Point being, I really want a child. A girl one. And the other point is that there are so many things I haven’t even thought of when it comes to how wonderful it will be to have a girl, like being in a room with three generations of women from two sides of different families, eating fruit, tying bows and doing hair before a wedding.

Contented

October 28, 2010

I am writing from the public library which is a very . . . male environment with certain . . . smells, but one of the men has a wee baby next to him and doesnt appear to have any smells of note to a bystander. This helps remind me that we are all in this together, even at the library.

But libraries certainly arent the place where one can unwind and type the heart of her life out.
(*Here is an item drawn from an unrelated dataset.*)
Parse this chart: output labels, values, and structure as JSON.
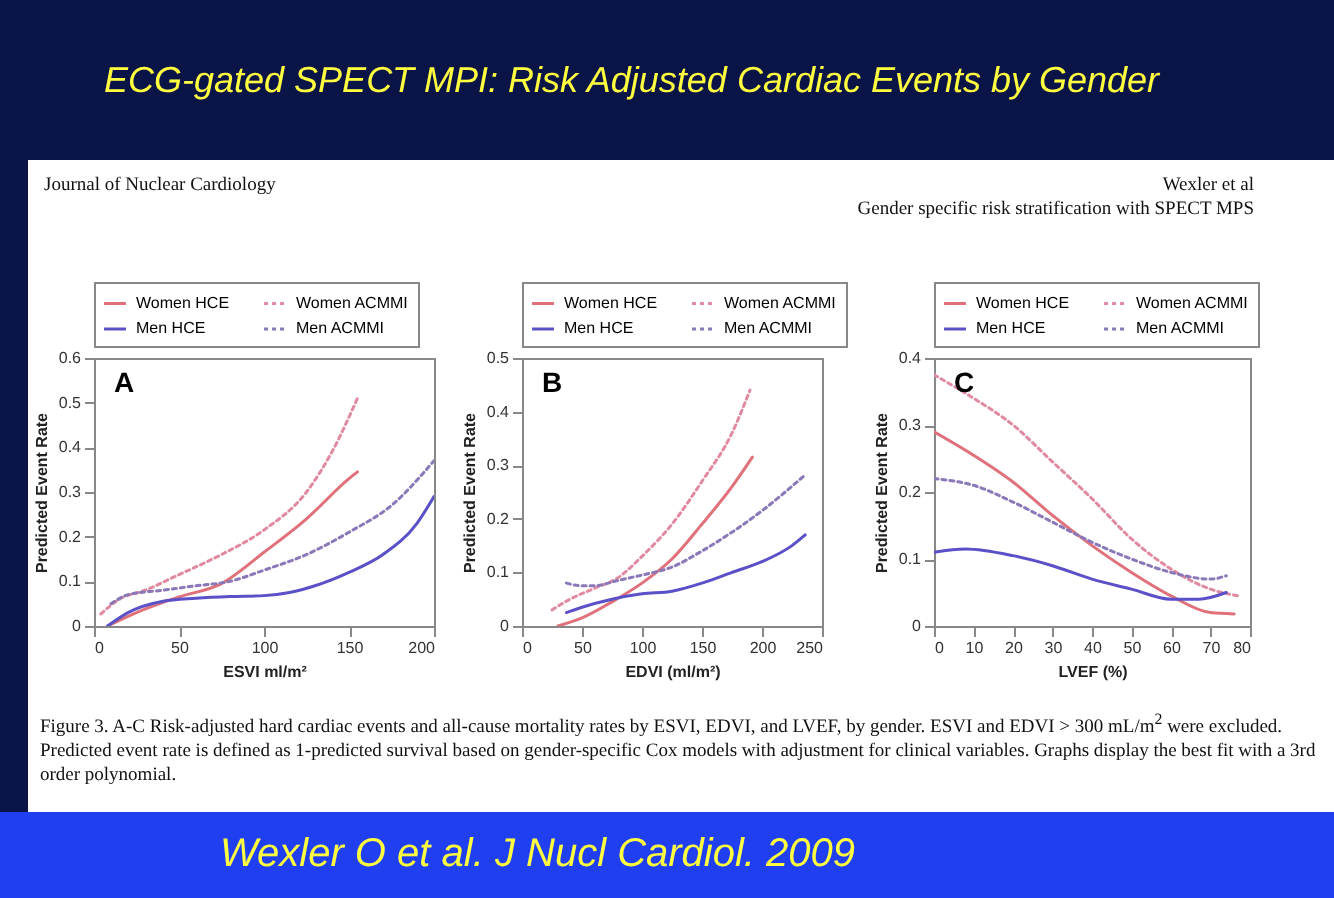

Wifebian and I havent decided about whether we will spring for internet at home, yet. Hopefully, our neightbors will let us slip them some cash in exchange for their wi-fi security code.

I do have a baby-related rough draft of a post ready for you guys, describing certain . . . feelings regarding the doing of another’s woman’s daughter’s hair at the wedding I attended last week. It is poignant and incisive.

Otherwise, these days, I just worry irrationally and not about starting up baby-making again. For example, how am I going to come up with $2,000, become insured, register at the sperm bank and find a baby doctor by December 1st? I also have a daydream in which I invite  carpenter over to our one-bedroom apartment and pay him to build a loft to sleep foster children, one that DSS will approve of.

Or her. Or her to build.

Wifebian dropped charges against the neighbor because she felt bad. The restraining order is good until December. We have been in the new house almost one week and will be moved out of the old house by Halloween. The kitchen is unpacked. We ate dinner at the home of a new friend last night. 

And, I voted today. And got a public library card. The contentment and democracy are oozing out of me.

The wife, the dog and the house are all very content, too.